Я не стал терять времени. Опустившись на четвереньки, я лихорадочно протискивался в выкопанный Олавом ход. Это было нелегко. Я чувствовал, что еще немного, и окружавшие меня сумерки превратятся в глухую ночь. Положение спас Воронья Кость, который умудрился-таки втащить меня под телегу. Некоторое время я лежал молча, лишь сбитое дыхание с хрипом вырывалось из груди. Злобно завывал ветер, в стены нашего хлипкого убежища колотилась разгулявшаяся пурга, отчего вся телега скрипела и сотрясалась.

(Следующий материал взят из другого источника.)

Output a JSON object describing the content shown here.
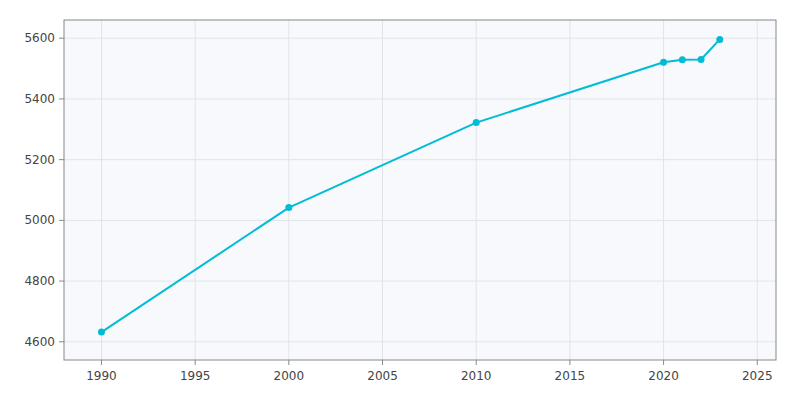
{
  "chart_data": {
    "type": "line",
    "x": [
      1990,
      2000,
      2010,
      2020,
      2021,
      2022,
      2023
    ],
    "values": [
      4632,
      5042,
      5322,
      5521,
      5529,
      5530,
      5596
    ],
    "color": "#00BCD4",
    "marker": "circle",
    "xlim": [
      1988,
      2026
    ],
    "ylim": [
      4540,
      5660
    ],
    "xticks": [
      1990,
      1995,
      2000,
      2005,
      2010,
      2015,
      2020,
      2025
    ],
    "yticks": [
      4600,
      4800,
      5000,
      5200,
      5400,
      5600
    ],
    "grid": true
  }
}
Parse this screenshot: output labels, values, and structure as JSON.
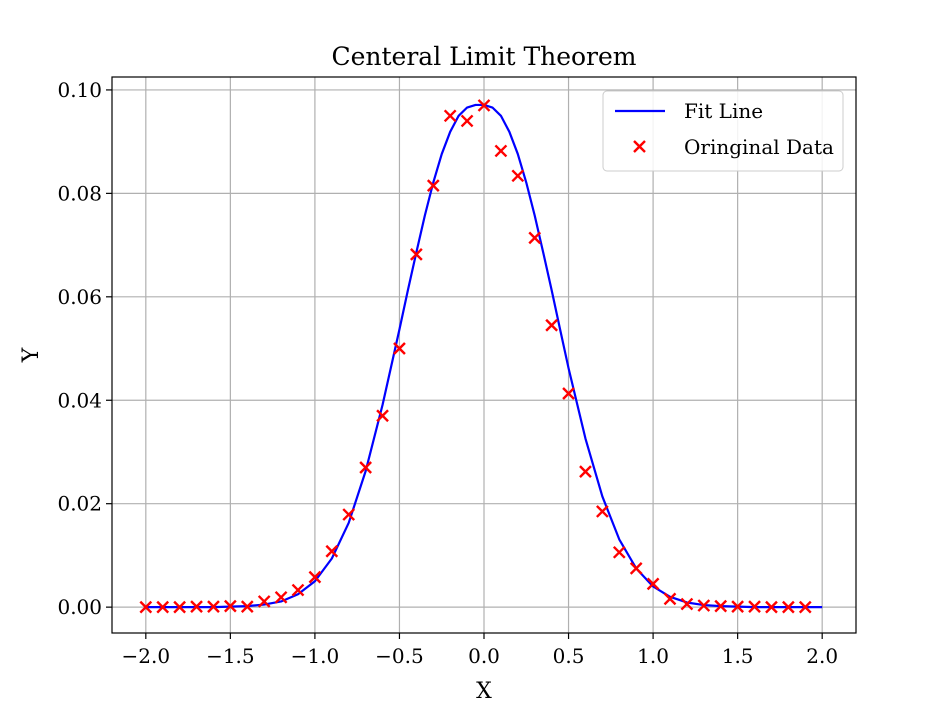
{
  "chart_data": {
    "type": "line",
    "title": "Centeral Limit Theorem",
    "xlabel": "X",
    "ylabel": "Y",
    "xlim": [
      -2.2,
      2.2
    ],
    "ylim": [
      -0.005,
      0.1025
    ],
    "grid": true,
    "legend_position": "top-right",
    "x_ticks": [
      -2.0,
      -1.5,
      -1.0,
      -0.5,
      0.0,
      0.5,
      1.0,
      1.5,
      2.0
    ],
    "x_tick_labels": [
      "−2.0",
      "−1.5",
      "−1.0",
      "−0.5",
      "0.0",
      "0.5",
      "1.0",
      "1.5",
      "2.0"
    ],
    "y_ticks": [
      0.0,
      0.02,
      0.04,
      0.06,
      0.08,
      0.1
    ],
    "y_tick_labels": [
      "0.00",
      "0.02",
      "0.04",
      "0.06",
      "0.08",
      "0.10"
    ],
    "series": [
      {
        "name": "Fit Line",
        "kind": "line",
        "color": "#0000ff",
        "x": [
          -2.0,
          -1.9,
          -1.8,
          -1.7,
          -1.6,
          -1.5,
          -1.4,
          -1.3,
          -1.2,
          -1.1,
          -1.0,
          -0.9,
          -0.8,
          -0.7,
          -0.6,
          -0.5,
          -0.45,
          -0.4,
          -0.35,
          -0.3,
          -0.25,
          -0.2,
          -0.15,
          -0.1,
          -0.05,
          0.0,
          0.05,
          0.1,
          0.15,
          0.2,
          0.25,
          0.3,
          0.35,
          0.4,
          0.45,
          0.5,
          0.6,
          0.7,
          0.8,
          0.9,
          1.0,
          1.1,
          1.2,
          1.3,
          1.4,
          1.5,
          1.6,
          1.7,
          1.8,
          1.9,
          2.0
        ],
        "y": [
          0.0,
          0.0,
          0.0,
          0.0,
          0.0,
          0.0001,
          0.0002,
          0.0005,
          0.0011,
          0.0025,
          0.005,
          0.0094,
          0.0163,
          0.0263,
          0.0391,
          0.0537,
          0.0613,
          0.0686,
          0.0757,
          0.0821,
          0.0876,
          0.0919,
          0.095,
          0.0966,
          0.0971,
          0.0971,
          0.0966,
          0.095,
          0.0919,
          0.0876,
          0.0821,
          0.0757,
          0.0686,
          0.0613,
          0.0537,
          0.0462,
          0.0326,
          0.0214,
          0.0131,
          0.0075,
          0.004,
          0.002,
          0.0009,
          0.0004,
          0.0002,
          0.0001,
          0.0,
          0.0,
          0.0,
          0.0,
          0.0
        ]
      },
      {
        "name": "Oringinal Data",
        "kind": "scatter",
        "color": "#ff0000",
        "marker": "x",
        "x": [
          -2.0,
          -1.9,
          -1.8,
          -1.7,
          -1.6,
          -1.5,
          -1.4,
          -1.3,
          -1.2,
          -1.1,
          -1.0,
          -0.9,
          -0.8,
          -0.7,
          -0.6,
          -0.5,
          -0.4,
          -0.3,
          -0.2,
          -0.1,
          0.0,
          0.1,
          0.2,
          0.3,
          0.4,
          0.5,
          0.6,
          0.7,
          0.8,
          0.9,
          1.0,
          1.1,
          1.2,
          1.3,
          1.4,
          1.5,
          1.6,
          1.7,
          1.8,
          1.9
        ],
        "y": [
          0.0,
          0.0,
          0.0,
          0.0001,
          0.0001,
          0.0002,
          0.0001,
          0.0011,
          0.0019,
          0.0033,
          0.0058,
          0.0108,
          0.0179,
          0.027,
          0.037,
          0.05,
          0.0682,
          0.0815,
          0.095,
          0.094,
          0.097,
          0.0882,
          0.0834,
          0.0714,
          0.0545,
          0.0413,
          0.0262,
          0.0185,
          0.0106,
          0.0075,
          0.0045,
          0.0016,
          0.0006,
          0.0003,
          0.0002,
          0.0001,
          0.0001,
          0.0,
          0.0,
          0.0
        ]
      }
    ]
  }
}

Сил разговаривать не было. Я, похоже, ненадолго заснул… или, скорее всего, просто потерял сознание. Очнувшись, обнаружил, что Олав даром времени не тратил. Он подтащил три мешка и загородил вход в наше временное жилище. Один из мешков порвался, и из него просыпалось зерно. Ветер по-прежнему кидал снег в щели между досками, но задувать стало ощутимо меньше. Из этого я сделал вывод, что снаружи намело изрядные сугробы.
– Ну, что ж, – сказал я. – Зерно у нас есть, вода тоже – вон снегу сколько навалило. Если б удалось развести огонь, можно было бы испечь лепешки.
– Ну да, – ухмыльнулся Олав. – А если б к этим лепешкам добавить еще и мясо с подливкой, то получился бы пир горой. Да ладно… У нас есть черствый хлеб и остатки сушеного мяса. Так что с голоду не помрем, пересидим метель. Как думаешь, ярл Орм, долго она продлится?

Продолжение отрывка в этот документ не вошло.